Behind all this lies the long tradition of paternalism which by many on both the right and the left is viewed as an embarrassing anachronism. To the left, the relief of need through private benefaction is arbitrary, meddlesome, patronising and manipulative. To the right, it is unnecessary, debilitating, inefficient and wasteful. Once the state has assumed responsibility for the welfare of its citizens from cradle to grave, its agencies are the conduits through which the relief of need should be channelled and information fed back to the policymakers about how well it is being done. But however different today’s material and ideological environment may be from that of Mrs Bosanquet and the 19th-century Charity Organisation Society, the expanded role of the state and its constituent bureaucracies has given rise to a proliferation of voluntary organisations directed to meeting, or pressing the case for meeting, or researching into the case for meeting needs which the state is palpably failing to meet. That this provides grounds for charitable donations to attract tax relief follows from considerations of efficiency as well as benevolence. There is no lack of good but unpopular causes which politicians see no votes in, civil servants know little if anything about, and the media ignore. The left may be correct in saying that much of what voluntary organisations do is manipulative and the right that much of it is wasteful. But the same can be said of much of what is done by the institutions which comprise the welfare state. That something worthwhile is not being done as well as it might be isn’t a reason for not doing it at all, or for refusing authentically charitable organisations tax relief which encourages donors large and small to support them to an extent that they might not otherwise do.

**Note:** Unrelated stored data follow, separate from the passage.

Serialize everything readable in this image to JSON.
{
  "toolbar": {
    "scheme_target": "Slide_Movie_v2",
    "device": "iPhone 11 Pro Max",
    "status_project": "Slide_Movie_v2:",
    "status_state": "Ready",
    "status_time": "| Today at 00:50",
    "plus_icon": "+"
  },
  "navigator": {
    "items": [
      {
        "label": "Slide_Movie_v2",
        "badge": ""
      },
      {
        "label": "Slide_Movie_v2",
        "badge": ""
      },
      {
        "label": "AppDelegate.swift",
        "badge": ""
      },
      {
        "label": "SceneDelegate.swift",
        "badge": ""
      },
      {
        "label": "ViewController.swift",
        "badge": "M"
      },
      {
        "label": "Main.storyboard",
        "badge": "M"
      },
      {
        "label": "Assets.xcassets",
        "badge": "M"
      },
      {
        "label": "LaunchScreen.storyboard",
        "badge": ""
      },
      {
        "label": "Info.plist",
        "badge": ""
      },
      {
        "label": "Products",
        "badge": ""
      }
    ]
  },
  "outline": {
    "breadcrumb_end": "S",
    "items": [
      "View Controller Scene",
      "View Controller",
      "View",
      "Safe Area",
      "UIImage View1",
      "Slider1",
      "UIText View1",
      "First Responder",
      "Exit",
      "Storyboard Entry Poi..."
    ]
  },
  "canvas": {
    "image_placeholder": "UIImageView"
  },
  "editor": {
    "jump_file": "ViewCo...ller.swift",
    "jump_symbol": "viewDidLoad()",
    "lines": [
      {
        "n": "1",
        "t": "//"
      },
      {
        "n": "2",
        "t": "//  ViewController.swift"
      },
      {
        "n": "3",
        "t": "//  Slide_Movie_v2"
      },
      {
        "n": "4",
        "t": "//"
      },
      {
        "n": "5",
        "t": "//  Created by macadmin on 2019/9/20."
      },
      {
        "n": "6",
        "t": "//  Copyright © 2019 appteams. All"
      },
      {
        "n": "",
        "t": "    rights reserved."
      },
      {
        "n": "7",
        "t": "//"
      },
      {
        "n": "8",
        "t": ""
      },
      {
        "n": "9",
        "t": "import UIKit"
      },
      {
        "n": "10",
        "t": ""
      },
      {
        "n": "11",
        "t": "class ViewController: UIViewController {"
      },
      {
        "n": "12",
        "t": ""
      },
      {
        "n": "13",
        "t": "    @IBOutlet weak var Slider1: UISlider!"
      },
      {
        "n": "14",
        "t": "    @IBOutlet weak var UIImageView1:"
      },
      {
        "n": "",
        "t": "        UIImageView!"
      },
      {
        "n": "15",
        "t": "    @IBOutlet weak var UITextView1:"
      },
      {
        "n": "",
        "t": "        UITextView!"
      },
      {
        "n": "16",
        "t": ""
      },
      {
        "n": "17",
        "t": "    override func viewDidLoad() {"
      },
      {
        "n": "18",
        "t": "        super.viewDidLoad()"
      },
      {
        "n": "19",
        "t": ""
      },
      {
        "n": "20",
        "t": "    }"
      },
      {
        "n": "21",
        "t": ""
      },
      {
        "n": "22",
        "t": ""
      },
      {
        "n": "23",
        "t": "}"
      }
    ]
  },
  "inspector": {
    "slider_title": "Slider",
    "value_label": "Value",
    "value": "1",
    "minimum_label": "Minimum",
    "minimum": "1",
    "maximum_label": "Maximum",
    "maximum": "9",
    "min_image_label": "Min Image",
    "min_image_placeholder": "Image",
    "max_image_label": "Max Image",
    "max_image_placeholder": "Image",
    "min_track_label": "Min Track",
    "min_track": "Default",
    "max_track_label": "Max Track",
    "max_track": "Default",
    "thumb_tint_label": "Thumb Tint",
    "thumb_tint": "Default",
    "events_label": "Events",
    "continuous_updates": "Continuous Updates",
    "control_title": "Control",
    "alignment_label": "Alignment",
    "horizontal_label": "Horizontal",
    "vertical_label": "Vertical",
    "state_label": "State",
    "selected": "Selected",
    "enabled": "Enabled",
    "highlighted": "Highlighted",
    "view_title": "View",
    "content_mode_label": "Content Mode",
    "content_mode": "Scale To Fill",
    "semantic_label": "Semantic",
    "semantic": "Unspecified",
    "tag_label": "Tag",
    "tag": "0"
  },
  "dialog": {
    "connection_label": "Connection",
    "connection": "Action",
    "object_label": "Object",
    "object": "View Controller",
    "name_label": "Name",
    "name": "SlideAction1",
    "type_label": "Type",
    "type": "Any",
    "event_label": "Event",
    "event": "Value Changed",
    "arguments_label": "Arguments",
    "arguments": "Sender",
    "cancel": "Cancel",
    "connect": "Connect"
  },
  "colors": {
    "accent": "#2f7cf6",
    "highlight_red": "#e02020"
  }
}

There will always need to be a statute and a non-political body empowered to see that its provisions are complied with. A new Charities Act which embraced all genuinely philanthropic objectives while excluding the rest would be formidably difficult to draft and correspondingly difficult to enforce without frequent and burdensome appeals to the courts. But a less imperfect regime is preferable to a still more imperfect one. In saying this, I have particularly in mind the 1986 Financial Services Act, of whose many imperfections I had direct experience as a lay member of the Securities and Investments Board. To recount those imperfections, and our unsuccessful attempt to persuade the government of the day to introduce primary legislation to amend them, would call for another article. But at least statute-backed regulation with direct practitioner involvement made it possible for the investing public to be protected or compensated to an extent that they had not been before and would not be by either informal self-regulation or regulation by a civil service department. Even if no engineer can design a heat engine capable of reaching more than 40 per cent of its maximum theoretical efficiency, 40 per cent is a lot more than nothing.